Heavy Industries Taxila (HIT), Pakistan’s principal supplier of main battle tanks (MBT), armoured personnel carriers (APC) and light armoured vehicles, outlined its plans for modernizing its facilities for the purpose of fulfilling the Pakistan Army’s current, emerging and long-term requirements.
According to the HIT official Col. Bakhtiar, who was speaking to the Pakistan news broadcaster PAK News, HIT will begin moving to an automated manufacturing processes. In particular, HIT is aiming to transition “complete tank manufacturing to robotics” by June 2018 with adherence to the “latest international standards.” HIT envisions being at par with contemporary overseas tank manufacturing vendors.
HIT’s tank manufacturing facility is currently equipped with seven-axis CNC [Computer Numerical Control] machines, with the Czech vendor Škoda Machine Tool being among the CNC suppliers. HIT also maintains a similar manufacturing site for APCs, specifically the M113 and its localized variants (e.g. Talha).
The impetus driving HIT’s modernization efforts is the reality that MBTs themselves are changing in terms of the technology being infused (e.g. in the armour) and features being added. The Army recognized these shifts and it is now imbuing HIT with the necessary advancements. It is hoped that future Pakistani MBTs will be appropriately equipped for the region’s emerging and future armoured warfare dynamics.
Bakhtiar noted that HIT is capable of rolling out four tanks per month and an annual output of 50-60. With HIT, Pakistan saves $2.5 to $3.0 million U.S. in currency outflows per tank (on a comparable tank that would cost $5 to $6 million). Indigenization is essential in that it channels defence spending into the local industry, which then serves as a stimulus to the economy. HIT can also remanufacture damaged or legacy armoured vehicles. It is aiming to rebuild over 100 APCs and 15 self-propelled howitzers (SPH) for 2017.
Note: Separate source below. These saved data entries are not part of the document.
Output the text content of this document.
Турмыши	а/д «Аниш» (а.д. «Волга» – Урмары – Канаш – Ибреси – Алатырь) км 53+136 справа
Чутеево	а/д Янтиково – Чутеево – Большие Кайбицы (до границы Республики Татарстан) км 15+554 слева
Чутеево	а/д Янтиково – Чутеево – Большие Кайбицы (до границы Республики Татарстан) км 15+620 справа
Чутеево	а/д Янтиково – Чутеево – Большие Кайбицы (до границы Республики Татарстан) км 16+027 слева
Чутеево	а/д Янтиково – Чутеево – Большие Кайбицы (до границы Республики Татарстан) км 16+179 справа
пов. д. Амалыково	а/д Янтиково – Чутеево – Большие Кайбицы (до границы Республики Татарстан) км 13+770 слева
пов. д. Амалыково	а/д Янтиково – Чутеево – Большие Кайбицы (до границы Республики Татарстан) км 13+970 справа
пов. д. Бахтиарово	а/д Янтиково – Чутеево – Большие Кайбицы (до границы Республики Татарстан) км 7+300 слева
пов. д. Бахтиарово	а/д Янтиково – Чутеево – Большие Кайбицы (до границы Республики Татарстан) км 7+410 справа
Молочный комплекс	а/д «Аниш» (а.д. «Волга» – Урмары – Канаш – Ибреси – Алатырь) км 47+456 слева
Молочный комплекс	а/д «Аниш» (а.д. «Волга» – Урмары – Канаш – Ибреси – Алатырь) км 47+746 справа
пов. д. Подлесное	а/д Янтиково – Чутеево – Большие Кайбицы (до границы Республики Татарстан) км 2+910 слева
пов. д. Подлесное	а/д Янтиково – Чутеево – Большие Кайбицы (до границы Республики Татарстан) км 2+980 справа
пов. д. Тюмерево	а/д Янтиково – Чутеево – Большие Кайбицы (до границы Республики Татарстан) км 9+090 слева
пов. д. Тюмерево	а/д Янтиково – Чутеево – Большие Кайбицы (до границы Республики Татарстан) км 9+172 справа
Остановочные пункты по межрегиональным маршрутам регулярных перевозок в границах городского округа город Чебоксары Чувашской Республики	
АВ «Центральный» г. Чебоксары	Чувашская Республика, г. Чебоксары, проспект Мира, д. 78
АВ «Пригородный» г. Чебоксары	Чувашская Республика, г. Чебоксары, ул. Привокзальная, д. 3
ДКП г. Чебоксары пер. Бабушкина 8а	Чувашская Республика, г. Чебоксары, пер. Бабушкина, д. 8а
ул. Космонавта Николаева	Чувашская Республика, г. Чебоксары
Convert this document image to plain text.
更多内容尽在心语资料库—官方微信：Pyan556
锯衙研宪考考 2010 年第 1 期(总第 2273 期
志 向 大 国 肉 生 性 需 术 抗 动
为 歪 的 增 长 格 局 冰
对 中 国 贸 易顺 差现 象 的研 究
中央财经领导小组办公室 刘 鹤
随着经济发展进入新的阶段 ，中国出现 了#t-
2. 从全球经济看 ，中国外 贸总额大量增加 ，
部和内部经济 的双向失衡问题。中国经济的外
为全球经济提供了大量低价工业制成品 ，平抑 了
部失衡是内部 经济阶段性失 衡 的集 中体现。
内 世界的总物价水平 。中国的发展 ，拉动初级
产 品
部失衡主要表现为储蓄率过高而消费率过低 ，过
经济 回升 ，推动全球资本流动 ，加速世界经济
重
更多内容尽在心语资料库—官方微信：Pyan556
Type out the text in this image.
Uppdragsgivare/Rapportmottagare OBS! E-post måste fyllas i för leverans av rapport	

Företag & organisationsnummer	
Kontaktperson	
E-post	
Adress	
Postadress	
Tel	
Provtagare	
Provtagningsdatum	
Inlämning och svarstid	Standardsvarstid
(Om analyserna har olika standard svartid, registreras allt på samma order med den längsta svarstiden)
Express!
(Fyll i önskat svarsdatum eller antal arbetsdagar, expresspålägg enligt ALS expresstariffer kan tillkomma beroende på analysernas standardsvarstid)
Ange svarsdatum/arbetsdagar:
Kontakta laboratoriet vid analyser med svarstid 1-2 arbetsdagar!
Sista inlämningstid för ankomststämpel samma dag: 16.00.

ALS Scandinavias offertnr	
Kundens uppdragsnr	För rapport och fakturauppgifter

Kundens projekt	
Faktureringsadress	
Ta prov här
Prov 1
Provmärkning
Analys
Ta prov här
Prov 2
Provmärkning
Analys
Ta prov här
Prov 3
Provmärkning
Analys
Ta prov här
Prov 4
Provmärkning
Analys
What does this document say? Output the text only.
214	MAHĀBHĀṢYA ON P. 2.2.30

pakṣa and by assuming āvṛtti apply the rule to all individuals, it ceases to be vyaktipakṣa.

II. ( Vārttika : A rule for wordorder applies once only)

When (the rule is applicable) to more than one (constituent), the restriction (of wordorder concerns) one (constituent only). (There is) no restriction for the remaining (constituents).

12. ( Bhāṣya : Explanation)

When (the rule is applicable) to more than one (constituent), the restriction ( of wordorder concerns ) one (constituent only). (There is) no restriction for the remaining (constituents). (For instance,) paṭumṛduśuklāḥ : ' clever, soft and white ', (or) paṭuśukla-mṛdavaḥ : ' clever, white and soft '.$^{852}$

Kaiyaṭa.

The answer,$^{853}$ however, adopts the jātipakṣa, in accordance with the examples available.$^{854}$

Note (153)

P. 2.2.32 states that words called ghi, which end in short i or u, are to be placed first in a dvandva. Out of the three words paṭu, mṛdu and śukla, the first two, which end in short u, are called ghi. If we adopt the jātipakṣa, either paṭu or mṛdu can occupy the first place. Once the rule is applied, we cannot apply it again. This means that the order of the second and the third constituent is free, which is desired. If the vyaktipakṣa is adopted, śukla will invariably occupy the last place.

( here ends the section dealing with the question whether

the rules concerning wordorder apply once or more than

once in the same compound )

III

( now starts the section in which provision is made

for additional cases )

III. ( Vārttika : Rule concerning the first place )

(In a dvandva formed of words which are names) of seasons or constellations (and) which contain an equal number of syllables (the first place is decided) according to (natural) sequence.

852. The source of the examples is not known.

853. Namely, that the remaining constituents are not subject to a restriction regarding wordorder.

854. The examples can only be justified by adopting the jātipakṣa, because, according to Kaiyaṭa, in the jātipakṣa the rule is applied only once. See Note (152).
As per the HIT official, as many as 8,000 components are required to manufacture one MBT. In regards to the al Khalid MBT specifically, HIT domestically sources the alloys necessary for the armour (from another undisclosed Pakistani entity). HIT also manufactures the tank’s 125-mm smoothbore main gun. In addition, Centre for Advanced Research in Engineering and Global Industrial Defence Solutions (GIDS) supply HIT with solid-state autoloaders and Integrated Battlefield Management Systems, respectively.
Notes & Comments:
While Pakistan’s state-owned enterprises have called for modernization funding (e.g. Pakistan Ordnance Factories), HIT seems to have firm deadlines (which implies funding) for its advancement projects. It seems that transitioning HIT’s tank manufacturing line to automation is aimed at boosting efficiency and clearly demonstrating adherence to current and emerging international standards. However, it should be noted that HIT’s primary objective is to supply the Army with solutions that are modern, affordable and secure in terms of support and maintenance. Exports are a secondary objective drawn from surplus capacity.
In the coming years, HIT might be tasked by the Pakistan Army to manufacture systems of various forms that will require the entity to enhance not just its efficiency, but its product catalogue. For example, the al Khalid MBT platform’s long-term development (e.g. al Khalid-II) could see the incorporation of different armour technology. This may require HIT to build the capacity to manufacture new materials and become adept in handling new design principles. This could potentially apply to new product areas as well, such as wheeled armoured fighting vehicles (AFV), new light armoured vehicles and howitzer systems.